If you have trouble sleeping it may be because the unchecked flow of thoughts keep you awake. I previously wrote about an exercise for assessing how busy the mind is (Tame the Mind). If you score high here these thoughts will become even stronger when you lie in bed with no distractions. It’s like having a huge V8 car which is revving away in the garage and using fuel and giving off smoke but isn’t actually getting anywhere.
We can measure activity in the brain using an electroencephalograph. This is a device with sensors that pick up electrical activity in the brain. We find that there are particular frequencies that correspond with how active you are. These frequencies are:
- Beta – 15 hz to 30 hz Waking state
- Alpha – 9 hz to 14 hz Half-asleep, meditation state
- Theta – 4 hz to 8 hz Deep meditation or light (dreaming) sleep
- Delta – 1 hz to 3 hz Deep sleep
Ideally, when we go to bed we move from the beta state to an alpha state where we enjoy the lightness of the mind wandering and then slip into a theta state. When the mind is busy with thoughts, however, it stays in the beta state and we are unable to drop into the alpha state that is the precursor of sleep.
We talk of trying to get to sleep. You can’t ‘try’ to get to sleep. If I asked you to do a maths problem or to lift a heavy weight your brain or your body could perform, or attempt to perform, the activity. Sleep is not like this. It’s not an activity that we perform. What we do is to get our minds into a relaxed state where, as it were, sleep catches up with us. Some people find this concept of ‘not doing’ very difficult to comprehend. People who are outwardly successful are often problem solvers, they solve problems by thinking and doing. Sleep is not thinking and not doing.
If you have problems getting off to sleep then here are some tips:
- Use a progressive relaxation exercise to become relaxed. Start from the head and relax each muscle down to the feet.
- Don’t clock watch. If you have a clock next your bed turn it around so you don’t see it without a conscious effort.
- Try to observe your thoughts rather than getting caught up in them.
- Become aware of your breathing. Watch the breath as you breath in and out.
- Be aware that sleep is not an activity that you try to do. It is about getting your mind into a relaxed state.
Sleep generally goes in 90 minute cycles. At the end of each cycle you would usually come to a light alpha state and may even open your eyes. You may go straight back to sleep and not even recall waking up. However, if there is something on your mind then sometimes instead of going back to a theta state, you come straight up to a beta (waking) state and then the inner chatter resumes, probably with renewed intensity.
If waking up in the night is a problem then here are some tips:
- Remember that it is quite normal wake up in the night.
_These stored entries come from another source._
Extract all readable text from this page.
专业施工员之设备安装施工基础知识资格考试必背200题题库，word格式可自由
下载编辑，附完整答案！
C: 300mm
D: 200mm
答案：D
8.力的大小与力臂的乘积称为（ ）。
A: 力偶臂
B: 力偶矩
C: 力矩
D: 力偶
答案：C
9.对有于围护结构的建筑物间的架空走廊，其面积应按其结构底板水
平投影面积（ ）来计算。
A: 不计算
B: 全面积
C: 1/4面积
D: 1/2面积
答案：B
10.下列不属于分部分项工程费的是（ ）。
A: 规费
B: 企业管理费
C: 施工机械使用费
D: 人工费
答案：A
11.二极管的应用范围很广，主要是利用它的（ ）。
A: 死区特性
Just wait and you will return to the sleep state. Use progressive relaxation.
- Don’t put the light on. If you have to visit the toilet then make sure there is a dim night-light.
- If you wake from a dream then try to recall the dream.
Sleep is a habit, which is why many sleep experts recommend regular sleep habits: go to bed at a regular time, have a routine you perform before going to bed, use the bed only for sleeping (or sex) – don’t lie in bed reading or watching television.
As with any habit, it can be broken or changed so if you can’t sleep it may be that you have programmed yourself to associate bed with insomnia. Try sleeping somewhere else for a few nights or change the room or the bed around to break the pattern.